# TESTING WITH MULTI ARMED BANDIT

This jupyter gives you a simple example of how you should use the Simulated Network (asynchronous) environment. This environment is not meant as a training ground of your algorithms, but only to check whether or not your algorithm can be executed and if it is fast enough to create a response in time. (Set stim_period = 100 to be sure).

In [None]:
import gymnasium as gym
import numpy as np

# Add parent directory to path
import sys
from pathlib import Path
current_dir = Path().resolve()
root_dir = current_dir.parent
if str(root_dir) not in sys.path:
    sys.path.insert(0,str(root_dir))

from Gyms.SimulatedNetworkSync import SimulatedNetworkSync

from Reward.TrainingReward import TrainingReward

In [None]:
# Define size of state and action spaces, as well as stimulation period
state_dim   = 4   # Dimension of reduced state space
action_dim  = 5   # Number of stimuli in action space.
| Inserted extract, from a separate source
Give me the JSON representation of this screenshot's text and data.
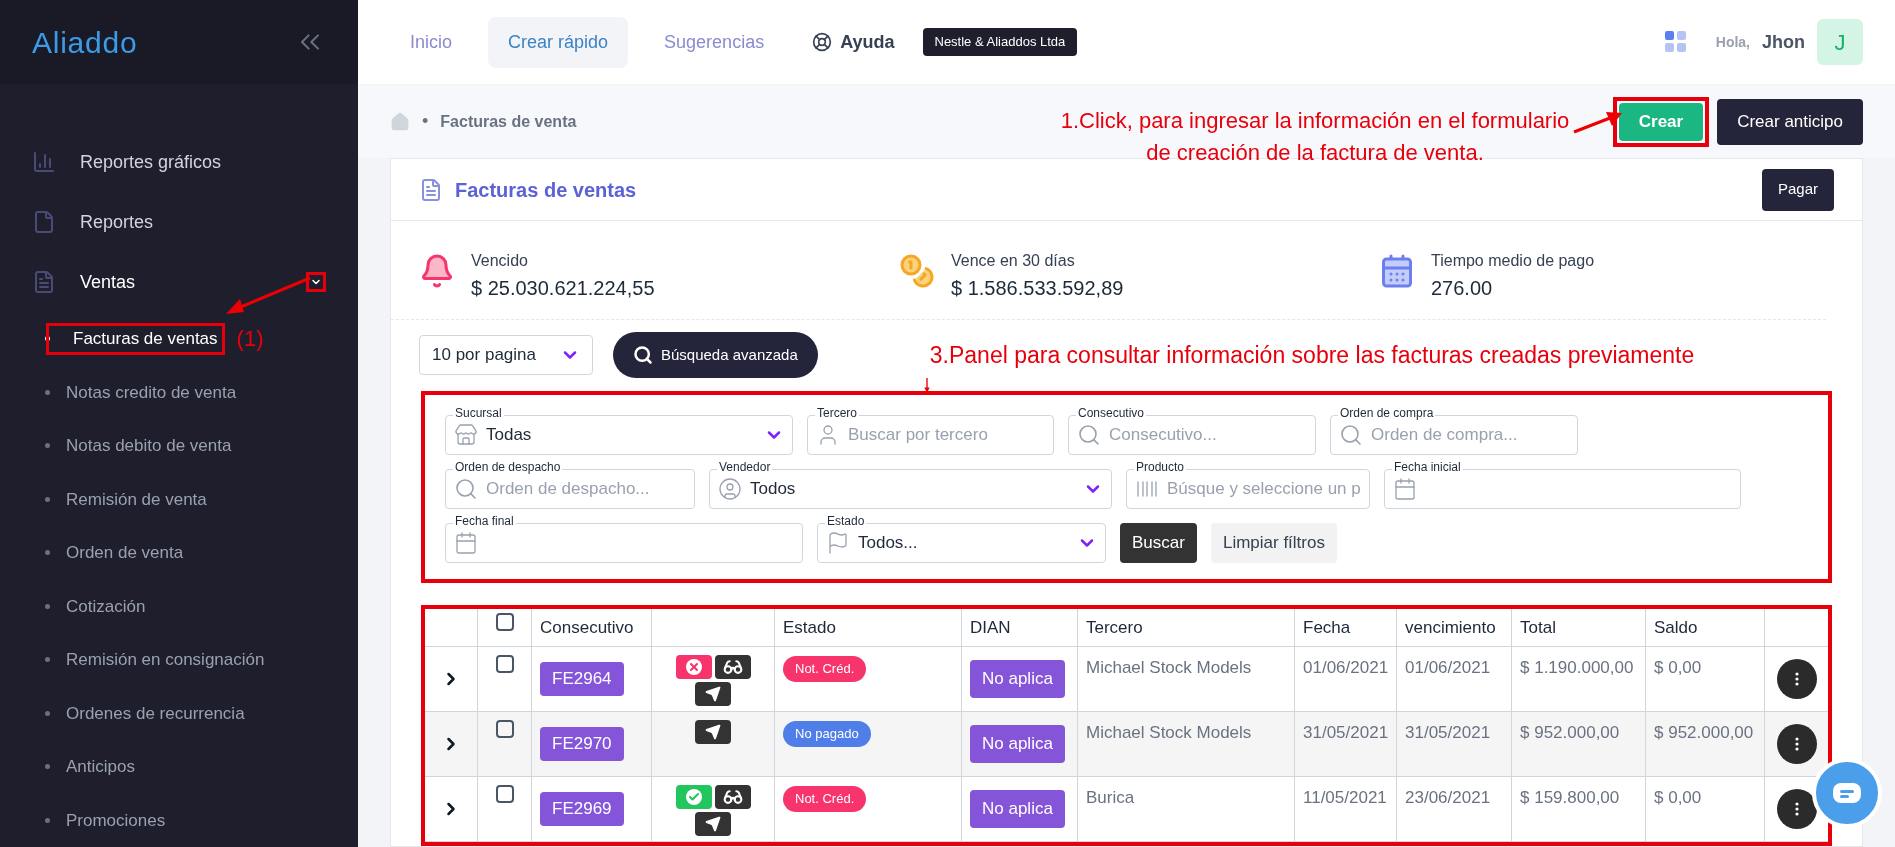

Must be less or equal to 5 (each stimulus needs a value of {0,1,2,3,4}
stim_period = 250 # stimulation period, meaning that an action is applied every {stim_period} ms

In [None]:
# Create environment and initialize it
env      = SimulatedNetworkSync(action_dim=action_dim,state_dim=state_dim,stim_period=stim_period)
state, _ = env.reset()
env.render() # This function gives you the current state + reward, which both is 0 after initialization

In [None]:
from Algorithms.MultiArmedBandit import MABAgent  # Update path if needed

# Initialize MAB agent
agent = MABAgent(
    epsilon=0.9,            # Initial exploration rate (90% random actions)
    alpha=0.1,              # Learning rate (constant step-size)
    initial_q=0.0,          # Optimistic initial values
    n_actions=25,           # Number of actions, should be a power of 5
)

In [None]:
# Example code, that stimulates the network 10_000 times with a randomly sampled action, while calculating also the average reward received

total_reward = 0
action_count = 0

rewards_over_time = []

for _ in range(10_000):
    # For simplicity, choose a random action
    action_idx = agent.select_action()
    action = agent.action_map(action_idx)
    # print(f"Stimulate with action: {action}")
    
    state, reward, terminated, truncated, info = env.step(action)
    total_reward += reward
    action_count += 1

    rewards_over_time.append(reward)

    agent.update(action_idx, reward)

    # Plot information
    # print(f"Info: {info}, reward: {reward}")

    # print("-----------------------------")

    if _ % 100 == 0:
        print(f"Step: {_}, Action: {action}, Reward: {reward}, Total reward: {total_reward}, Average reward: {total_reward/action_count}")

In [None]:
import matplotlib.pyplot as plt

plt.plot(rewards_over_time)
plt.xlabel('Step')
plt.ylabel('Reward')
plt.title('Reward Over Time')
plt.show()

In [None]:
print(f"Average reward: {total_reward/action_count}")